The doctor asked me about my father. He’d probably read my school file. I could see that the point was to seem sad but not too sad, to miss my father but not miss him too much. I said it had been a long time ago. That seemed good enough. One of the photographs showed a small child with a cat. He asked me if I had a cat. Even at that age, I knew what he was trying to get me to say. He wanted to know if I was cruel to my cat. I wasn’t, but even if I had been, I wouldn’t have told him. I just told him the truth, which was that I once had a cat and that I used to look after him and feed him and sometimes he would come and sleep on my bed. Then he changed the subject and starting asking me about other things, like hobbies and whether I had friends. I could see his interest gradually fading. He was looking for something juicy and I had to make sure he didn’t find anything. I needed to be normal and boring.

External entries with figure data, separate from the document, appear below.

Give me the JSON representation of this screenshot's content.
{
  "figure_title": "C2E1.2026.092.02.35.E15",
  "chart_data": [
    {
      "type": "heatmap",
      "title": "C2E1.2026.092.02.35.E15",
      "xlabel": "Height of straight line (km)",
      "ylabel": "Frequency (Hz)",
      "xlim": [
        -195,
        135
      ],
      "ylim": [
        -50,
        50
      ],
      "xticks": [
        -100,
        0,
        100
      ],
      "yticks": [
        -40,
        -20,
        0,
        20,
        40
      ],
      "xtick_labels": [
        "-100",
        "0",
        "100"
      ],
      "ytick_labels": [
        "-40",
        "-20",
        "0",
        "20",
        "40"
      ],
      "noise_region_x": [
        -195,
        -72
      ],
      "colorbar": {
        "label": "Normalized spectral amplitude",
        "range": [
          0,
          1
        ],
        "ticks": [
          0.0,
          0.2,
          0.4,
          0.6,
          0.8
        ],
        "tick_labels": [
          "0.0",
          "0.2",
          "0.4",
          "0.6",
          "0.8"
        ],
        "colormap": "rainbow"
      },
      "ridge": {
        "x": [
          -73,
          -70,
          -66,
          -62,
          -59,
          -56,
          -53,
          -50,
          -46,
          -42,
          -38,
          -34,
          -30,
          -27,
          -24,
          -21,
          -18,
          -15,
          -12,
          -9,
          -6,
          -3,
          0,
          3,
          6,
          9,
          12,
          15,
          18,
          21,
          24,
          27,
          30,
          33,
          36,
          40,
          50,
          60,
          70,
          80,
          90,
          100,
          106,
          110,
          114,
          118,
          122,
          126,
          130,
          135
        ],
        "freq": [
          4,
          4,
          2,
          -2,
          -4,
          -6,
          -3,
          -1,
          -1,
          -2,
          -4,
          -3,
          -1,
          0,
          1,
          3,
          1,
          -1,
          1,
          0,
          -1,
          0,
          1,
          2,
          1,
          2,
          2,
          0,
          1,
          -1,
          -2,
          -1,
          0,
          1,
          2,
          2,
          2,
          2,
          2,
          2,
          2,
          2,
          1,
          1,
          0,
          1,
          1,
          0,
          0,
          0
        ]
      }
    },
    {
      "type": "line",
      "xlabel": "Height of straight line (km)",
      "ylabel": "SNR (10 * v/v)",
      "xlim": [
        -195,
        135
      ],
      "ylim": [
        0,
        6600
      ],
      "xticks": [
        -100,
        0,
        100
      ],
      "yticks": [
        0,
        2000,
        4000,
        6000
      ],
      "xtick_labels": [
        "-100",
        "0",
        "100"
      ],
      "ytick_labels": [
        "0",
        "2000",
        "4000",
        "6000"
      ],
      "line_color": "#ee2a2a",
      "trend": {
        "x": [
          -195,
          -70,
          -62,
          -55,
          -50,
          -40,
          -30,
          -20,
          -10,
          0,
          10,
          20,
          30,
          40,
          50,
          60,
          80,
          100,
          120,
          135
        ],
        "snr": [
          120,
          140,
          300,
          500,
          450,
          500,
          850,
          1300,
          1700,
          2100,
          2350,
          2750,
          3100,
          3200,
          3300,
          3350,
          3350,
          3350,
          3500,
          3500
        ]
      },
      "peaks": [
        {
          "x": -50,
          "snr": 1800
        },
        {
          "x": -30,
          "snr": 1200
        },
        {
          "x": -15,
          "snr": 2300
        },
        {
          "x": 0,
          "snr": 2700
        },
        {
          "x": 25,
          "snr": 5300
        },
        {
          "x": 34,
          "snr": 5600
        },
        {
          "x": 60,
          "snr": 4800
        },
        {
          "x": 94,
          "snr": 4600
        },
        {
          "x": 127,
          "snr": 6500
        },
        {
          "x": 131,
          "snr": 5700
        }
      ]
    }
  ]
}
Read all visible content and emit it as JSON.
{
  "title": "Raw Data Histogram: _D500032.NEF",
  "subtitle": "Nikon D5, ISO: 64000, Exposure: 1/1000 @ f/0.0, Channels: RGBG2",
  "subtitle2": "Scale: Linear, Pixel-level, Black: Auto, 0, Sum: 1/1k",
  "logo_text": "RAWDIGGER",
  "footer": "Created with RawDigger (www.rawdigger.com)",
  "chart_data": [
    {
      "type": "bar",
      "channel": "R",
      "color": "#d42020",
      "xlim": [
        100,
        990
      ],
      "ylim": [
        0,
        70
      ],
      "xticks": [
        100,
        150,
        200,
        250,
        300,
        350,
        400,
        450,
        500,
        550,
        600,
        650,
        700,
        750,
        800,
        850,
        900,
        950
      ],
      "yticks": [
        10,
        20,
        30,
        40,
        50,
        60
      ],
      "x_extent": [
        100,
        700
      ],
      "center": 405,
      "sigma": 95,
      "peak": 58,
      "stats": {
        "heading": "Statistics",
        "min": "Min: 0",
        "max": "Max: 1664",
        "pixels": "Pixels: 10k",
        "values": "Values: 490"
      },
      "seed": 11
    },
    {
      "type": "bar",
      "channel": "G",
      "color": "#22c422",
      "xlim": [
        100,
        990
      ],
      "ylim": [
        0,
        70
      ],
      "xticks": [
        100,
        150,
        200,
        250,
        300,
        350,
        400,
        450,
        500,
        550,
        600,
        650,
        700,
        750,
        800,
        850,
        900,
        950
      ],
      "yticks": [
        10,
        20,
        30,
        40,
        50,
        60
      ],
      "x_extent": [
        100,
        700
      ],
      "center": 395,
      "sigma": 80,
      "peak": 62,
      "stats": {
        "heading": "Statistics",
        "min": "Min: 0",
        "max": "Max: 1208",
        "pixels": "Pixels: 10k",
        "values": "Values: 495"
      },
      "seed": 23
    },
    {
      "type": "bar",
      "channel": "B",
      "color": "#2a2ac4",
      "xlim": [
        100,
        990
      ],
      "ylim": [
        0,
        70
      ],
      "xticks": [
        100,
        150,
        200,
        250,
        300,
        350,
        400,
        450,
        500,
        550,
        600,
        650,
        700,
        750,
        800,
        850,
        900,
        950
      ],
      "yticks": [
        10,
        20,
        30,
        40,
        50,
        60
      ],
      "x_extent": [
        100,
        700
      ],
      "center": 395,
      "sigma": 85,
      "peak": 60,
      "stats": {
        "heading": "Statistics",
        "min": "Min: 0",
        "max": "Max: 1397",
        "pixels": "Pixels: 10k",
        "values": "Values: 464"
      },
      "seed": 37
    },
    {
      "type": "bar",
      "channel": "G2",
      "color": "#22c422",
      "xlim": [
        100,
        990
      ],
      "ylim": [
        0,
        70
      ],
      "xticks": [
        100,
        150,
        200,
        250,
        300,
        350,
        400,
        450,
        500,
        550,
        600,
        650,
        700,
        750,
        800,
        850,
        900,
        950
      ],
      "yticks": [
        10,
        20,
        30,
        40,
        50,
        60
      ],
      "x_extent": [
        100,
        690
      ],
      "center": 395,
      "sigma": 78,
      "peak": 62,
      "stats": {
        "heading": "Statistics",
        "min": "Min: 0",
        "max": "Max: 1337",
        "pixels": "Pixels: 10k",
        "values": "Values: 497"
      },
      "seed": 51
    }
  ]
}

I was always good at hiding, especially from my mum – though as time went on I could never be quite sure what she saw and what she didn’t. Sometimes I thought she was stupid: a big-boned, slow-moving woman with a large lap, thick hair coarse and pale like straw, a round face and a soft voice that had a kind of drawl to it because she came from Somerset. But there were other times when I’d look at her and see in those grey eyes an expression that gave me an itchy, uncomfortable feeling, as if, all of a sudden, my clothes were too tight.

She was called Mary. She had left school when she met my dad and she had me before she was twenty, so she must have been young, really, but I always thought of her as old. Old and boring. So it was a shock when I heard Jerry Barker telling a mate of his outside the newsagent that she was a bit of all right. I remember that like yesterday: a bit of all right. I tried to see her through Jerry’s eyes, but it was no good. She was on the big side, she never wore makeup or had her hair done nicely, and she wore these clothes that hid her, like a tent. From what people said, my dad hadn’t been much of a catch, but she couldn’t even keep him for long. It was just her and me, day after day and week after week, and the dreary years went by. She worked at the florist’s during the day and at night she did other people’s ironing. She cooked meals with her coat still on but sat down with me to eat and tried to ask me about my day. I always told her what she wanted to hear, and then I could turn on the TV and pretend she wasn’t there, looking at me with her pale eyes. ‘What are you thinking about?’ she’d ask, in that soft voice of hers. And I’d always say, ‘I’m not thinking about anything at all, Mum,’ though I was, of course – I was thinking she had a face like a fish; I was thinking I’d like her to shut the fuck up and leave me in peace. She had a cough that wouldn’t go away. I could hear it when I lay in bed. Cough-cough-cough from downstairs where she was ironing; cough-cough-cough upstairs, in the little room opposite my bigger one.